The Codebase Is No Longer the Center

Why intent, constraints, and evals are becoming the governing layer of modern software development.

For most of my career, the codebase has been the center of gravity.

Everything else pointed at it. Tickets described changes to it. Tests guarded it. Docs tried to explain it. Pull requests were the ritual for changing it without breaking the team’s shared understanding of what was real.

That still matters. The codebase is not going away. But I think it is becoming less like the source of truth and more like one output of a larger system.

The shift gets easier to see once agents enter the workflow. If an agent can write the implementation, rewrite the implementation, test the implementation, and open the pull request, then the most important artifact is not always the code it produced. It is the layer that tells the agent what counts as correct.

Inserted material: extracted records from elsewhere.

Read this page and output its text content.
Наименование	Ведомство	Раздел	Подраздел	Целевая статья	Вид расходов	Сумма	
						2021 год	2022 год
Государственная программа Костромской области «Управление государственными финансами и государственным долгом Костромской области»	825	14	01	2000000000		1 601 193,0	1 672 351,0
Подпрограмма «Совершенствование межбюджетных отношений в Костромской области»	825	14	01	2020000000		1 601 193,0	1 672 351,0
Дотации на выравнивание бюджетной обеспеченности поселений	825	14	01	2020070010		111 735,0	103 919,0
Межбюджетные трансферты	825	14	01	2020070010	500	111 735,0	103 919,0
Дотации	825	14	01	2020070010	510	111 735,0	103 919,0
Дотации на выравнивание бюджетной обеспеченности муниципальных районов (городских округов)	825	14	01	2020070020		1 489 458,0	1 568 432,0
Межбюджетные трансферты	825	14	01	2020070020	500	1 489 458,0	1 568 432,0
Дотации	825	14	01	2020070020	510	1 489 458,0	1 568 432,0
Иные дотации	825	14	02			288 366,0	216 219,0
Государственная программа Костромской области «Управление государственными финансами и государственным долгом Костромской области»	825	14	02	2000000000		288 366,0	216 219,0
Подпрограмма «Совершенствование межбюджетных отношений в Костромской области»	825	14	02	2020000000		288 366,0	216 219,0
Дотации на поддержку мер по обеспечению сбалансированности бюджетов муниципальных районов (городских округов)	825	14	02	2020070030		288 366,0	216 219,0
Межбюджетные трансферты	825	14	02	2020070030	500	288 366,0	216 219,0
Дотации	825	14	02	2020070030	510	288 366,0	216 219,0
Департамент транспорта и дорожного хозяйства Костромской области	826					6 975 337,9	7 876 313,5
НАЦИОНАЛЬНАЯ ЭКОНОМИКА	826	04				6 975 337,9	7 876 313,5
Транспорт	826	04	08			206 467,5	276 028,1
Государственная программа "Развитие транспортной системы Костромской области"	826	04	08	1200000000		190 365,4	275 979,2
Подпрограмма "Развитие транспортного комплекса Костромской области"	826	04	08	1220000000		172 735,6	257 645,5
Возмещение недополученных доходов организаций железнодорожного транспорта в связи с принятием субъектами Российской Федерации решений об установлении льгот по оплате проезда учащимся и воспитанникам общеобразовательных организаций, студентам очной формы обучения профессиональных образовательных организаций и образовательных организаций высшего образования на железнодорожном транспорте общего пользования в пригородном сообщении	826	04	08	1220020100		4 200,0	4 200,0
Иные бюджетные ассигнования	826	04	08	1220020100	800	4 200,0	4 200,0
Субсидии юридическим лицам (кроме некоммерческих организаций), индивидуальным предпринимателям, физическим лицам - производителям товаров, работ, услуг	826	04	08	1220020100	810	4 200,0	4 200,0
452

Intent becomes load-bearing. What are we actually trying to make true? What tradeoffs are acceptable? Which behavior is essential, and which behavior is just how the current system happens to work?

Constraints become load-bearing too. The agent should not have every option. It should have the right shape of task, the right tools, the right boundaries, and a clear definition of done. A loose instruction like “make this better” creates fog. A bounded request with known failure modes gives the work a frame.

Then evals become the thing that decides what survives. Tests, CI, visual checks, lint, benchmarks, review agents, production signals, and human judgment all start acting like a filtering system. Many implementations can be generated. Only the ones that pass the governing layer get to remain.

That changes the mental model of software development.

The old model is code-centered: humans carefully edit the durable artifact, and everything else is support material.

The new model is closer to intent-centered: humans maintain the goal, the constraints, the spec, and the judgment layer. Agents produce candidate changes. The system evaluates them. The codebase becomes the current compiled answer, not the whole truth.

This is why living specs suddenly matter more. A stale spec used to be annoying. In an agent-heavy workflow, it becomes dangerous, because the spec is part of what the agent is optimizing against. If the code changes but the intent layer does not, the system slowly loses the plot while still producing plausible work.

That is where the verified pipeline matters. A task comes in, intent is clarified, constraints are applied, agents generate possible changes, evals reject most of them, and a human reviews the remainder with evidence attached. The code is still the thing that ships, but the governing work happens one layer above it.

In that world, the human engineer does not disappear. The role moves upward.

Less time spent personally carving every line into the codebase. More time spent deciding what should be true, what must never break, what evidence counts, and where the tradeoffs actually live.

The codebase still matters. It is where the system runs.

But it may no longer be the center.